In the case now before us, the appellant was not only the attorney of the administrator, but he was a creditor of one of the distributees of the decedent’s estate, and the debt due him from such distributee was to be paid out'of her share of the moneys of said estate. His duty to his *346client was to advise him not to make any distribution to the decedent’s heirs, or either of them, until after the expiration of one year from the time of his appointment as administrator and notice thereof. On the other hand, he had a direct personal interest in securing an immediate distribution to Mary O’Rear, one of the heirs, of an amount equal to the amount of her indebtedness to him. The administrator of the decedent, in making such distribution to said Mary O’Rear, one of the decedent’s legal heirs, before the expiration of one year from the time of his appointment, certainly misapplied the moneys of the estate in his hands to be administered, and to that extent committed what is technically called a devastavit of his intestate’s estate. In such a case, not only the administrator, but any person who, with a full knowledge of the misapplication, or of the devastavit, of the moneys of the estate, has received from the administrator directly the moneys thus misapplied, will be held liable for the full amount thereof to any creditor of the decedent, or other person interested in the due administration of the estate and injured by such misapplication or devastavit of the assets of the estate. 2 Williams Executors, bottom pages 986,987, et seq.

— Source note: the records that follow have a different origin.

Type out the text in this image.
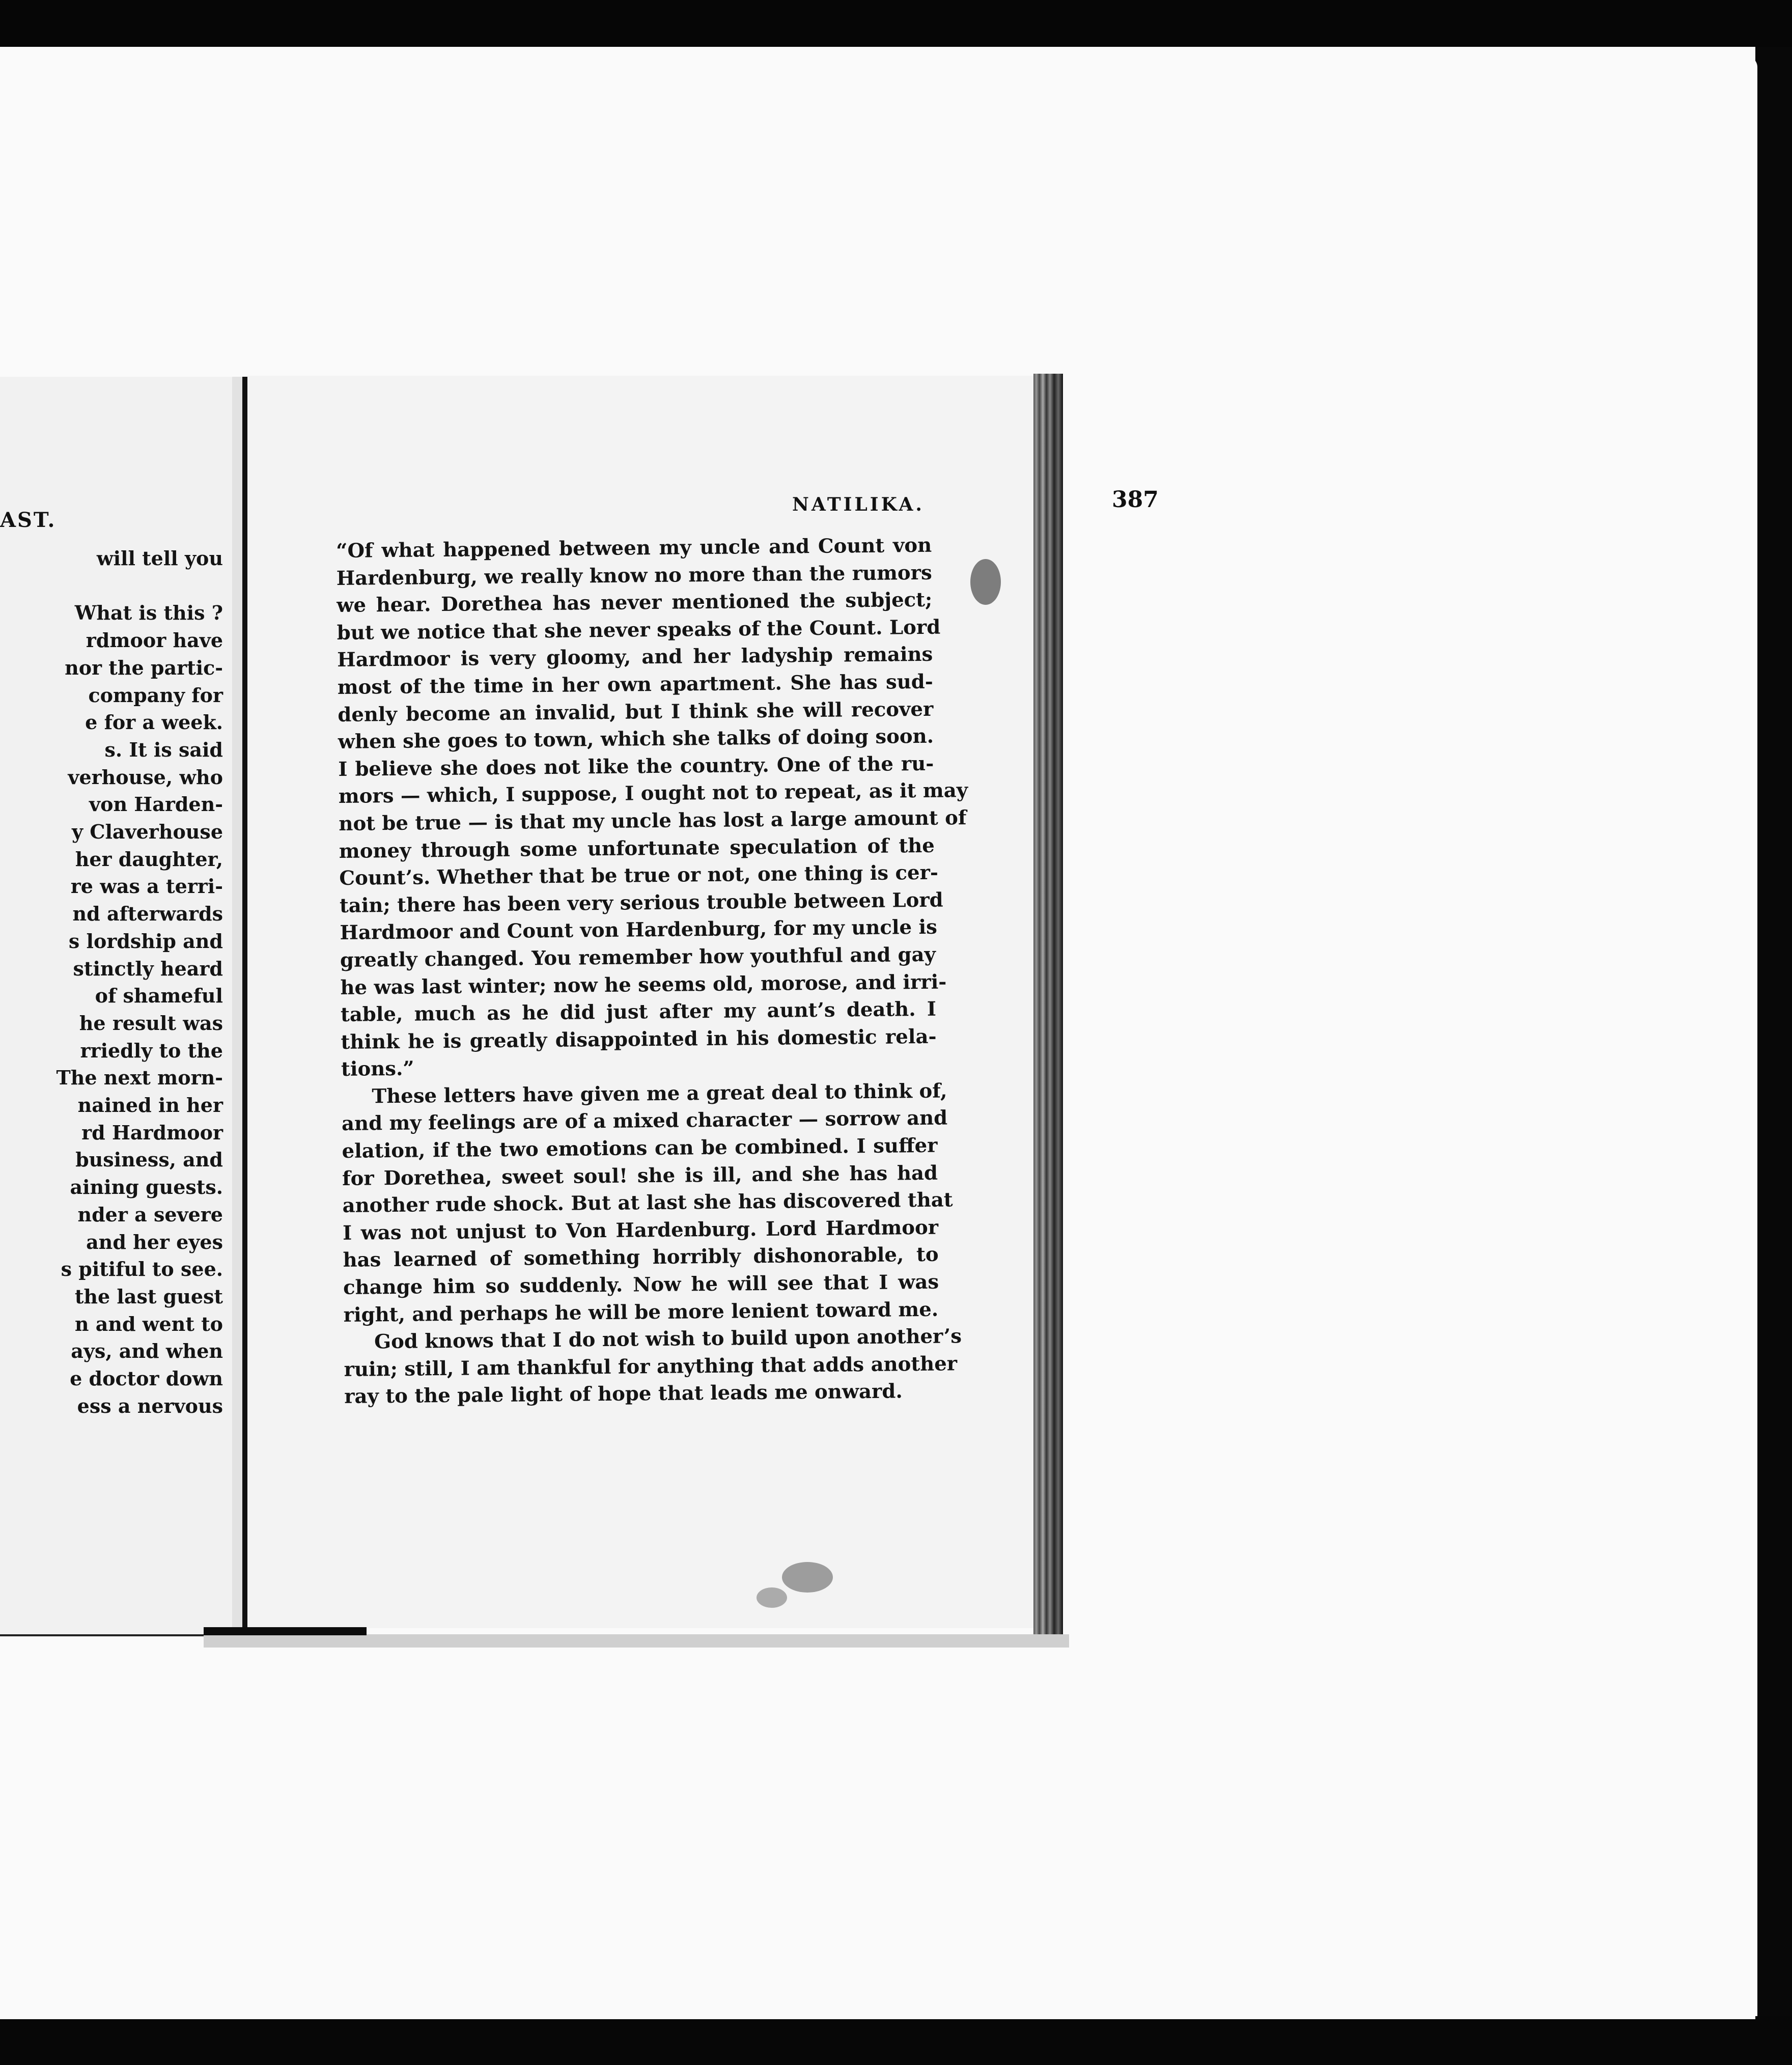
AST.
will tell you

What is this ?
rdmoor have
nor the partic-
company for
e for a week.
s. It is said
verhouse, who
von Harden-
y Claverhouse
her daughter,
re was a terri-
nd afterwards
s lordship and
stinctly heard
of shameful
he result was
rriedly to the
The next morn-
nained in her
rd Hardmoor
business, and
aining guests.
nder a severe
and her eyes
s pitiful to see.
the last guest
n and went to
ays, and when
e doctor down
ess a nervous
NATILIKA.	387
“Of what happened between my uncle and Count von
Hardenburg, we really know no more than the rumors
we hear. Dorethea has never mentioned the subject;
but we notice that she never speaks of the Count. Lord
Hardmoor is very gloomy, and her ladyship remains
most of the time in her own apartment. She has sud-
denly become an invalid, but I think she will recover
when she goes to town, which she talks of doing soon.
I believe she does not like the country. One of the ru-
mors — which, I suppose, I ought not to repeat, as it may
not be true — is that my uncle has lost a large amount of
money through some unfortunate speculation of the
Count’s. Whether that be true or not, one thing is cer-
tain; there has been very serious trouble between Lord
Hardmoor and Count von Hardenburg, for my uncle is
greatly changed. You remember how youthful and gay
he was last winter; now he seems old, morose, and irri-
table, much as he did just after my aunt’s death. I
think he is greatly disappointed in his domestic rela-
tions.”
These letters have given me a great deal to think of,
and my feelings are of a mixed character — sorrow and
elation, if the two emotions can be combined. I suffer
for Dorethea, sweet soul! she is ill, and she has had
another rude shock. But at last she has discovered that
I was not unjust to Von Hardenburg. Lord Hardmoor
has learned of something horribly dishonorable, to
change him so suddenly. Now he will see that I was
right, and perhaps he will be more lenient toward me.
God knows that I do not wish to build upon another’s
ruin; still, I am thankful for anything that adds another
ray to the pale light of hope that leads me onward.
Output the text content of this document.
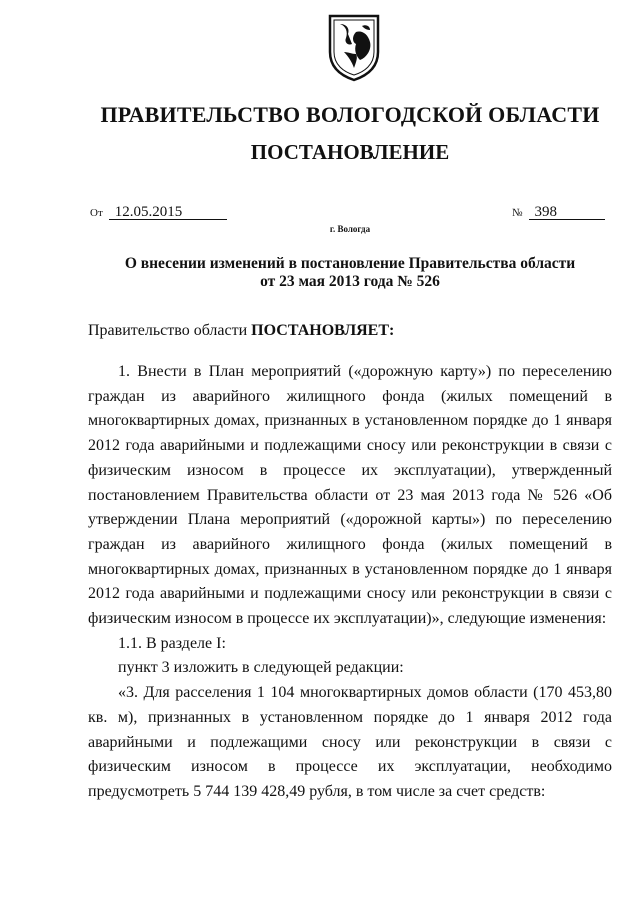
ПРАВИТЕЛЬСТВО ВОЛОГОДСКОЙ ОБЛАСТИ
ПОСТАНОВЛЕНИЕ
От 12.05.2015	№ 398
г. Вологда
О внесении изменений в постановление Правительства области
от 23 мая 2013 года № 526
Правительство области ПОСТАНОВЛЯЕТ:

1. Внести в План мероприятий («дорожную карту») по переселению граждан из аварийного жилищного фонда (жилых помещений в многоквартирных домах, признанных в установленном порядке до 1 января 2012 года аварийными и подлежащими сносу или реконструкции в связи с физическим износом в процессе их эксплуатации), утвержденный постановлением Правительства области от 23 мая 2013 года № 526 «Об утверждении Плана мероприятий («дорожной карты») по переселению граждан из аварийного жилищного фонда (жилых помещений в многоквартирных домах, признанных в установленном порядке до 1 января 2012 года аварийными и подлежащими сносу или реконструкции в связи с физическим износом в процессе их эксплуатации)», следующие изменения:

1.1. В разделе I:

пункт 3 изложить в следующей редакции:

«3. Для расселения 1 104 многоквартирных домов области (170 453,80 кв. м), признанных в установленном порядке до 1 января 2012 года аварийными и подлежащими сносу или реконструкции в связи с физическим износом в процессе их эксплуатации, необходимо предусмотреть 5 744 139 428,49 рубля, в том числе за счет средств:
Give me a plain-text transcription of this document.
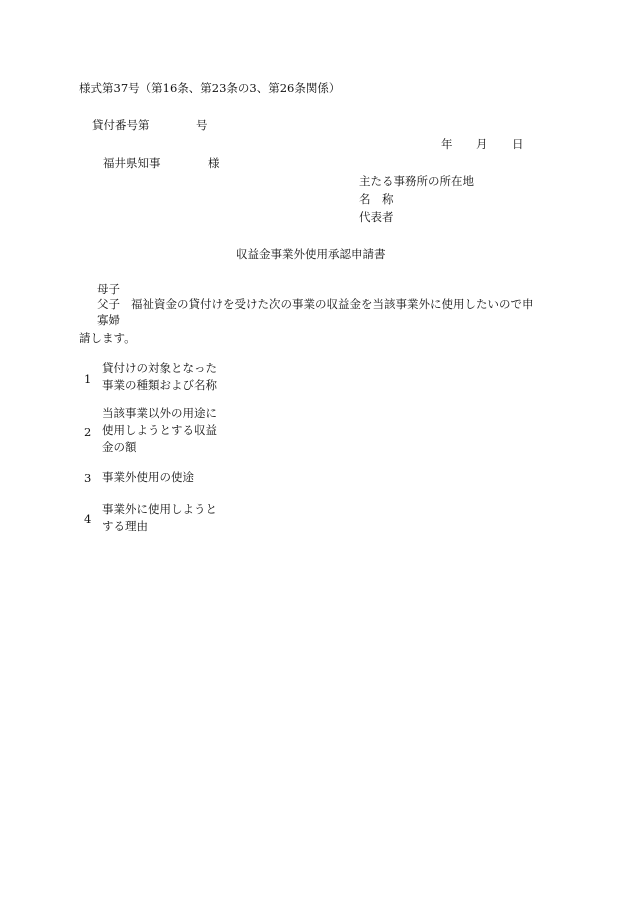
様式第37号（第16条、第23条の3、第26条関係）
貸付番号第	号
年 月 日
福井県知事	様
主たる事務所の所在地
名　称
代表者
収益金事業外使用承認申請書
母子
父子 福祉資金の貸付けを受けた次の事業の収益金を当該事業外に使用したいので申
寡婦
請します。
1
貸付けの対象となった
事業の種類および名称
2
当該事業以外の用途に
使用しようとする収益
金の額
3 事業外使用の使途
4
事業外に使用しようと
する理由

We think, therefore, that the court committed no error in this case, in its conclusions of law from the facts specially found.

The causes for a new trial, assigned by the appellant in his motion therefor, were the general ones, that the finding of the court was not sustained by sufficient evidence, and that it was contrary to law. We think that neither of these causes for a new trial was well assigned. The evidence in the record, as we read it, tends fairly to sustain the finding of the court on every material point; and, on the facts found, we are clearly of the opinion that the finding of the court was not contrary to law.

The motion for a new trial was correctly overruled.

The judgment is affirmed, at the appellant’s costs.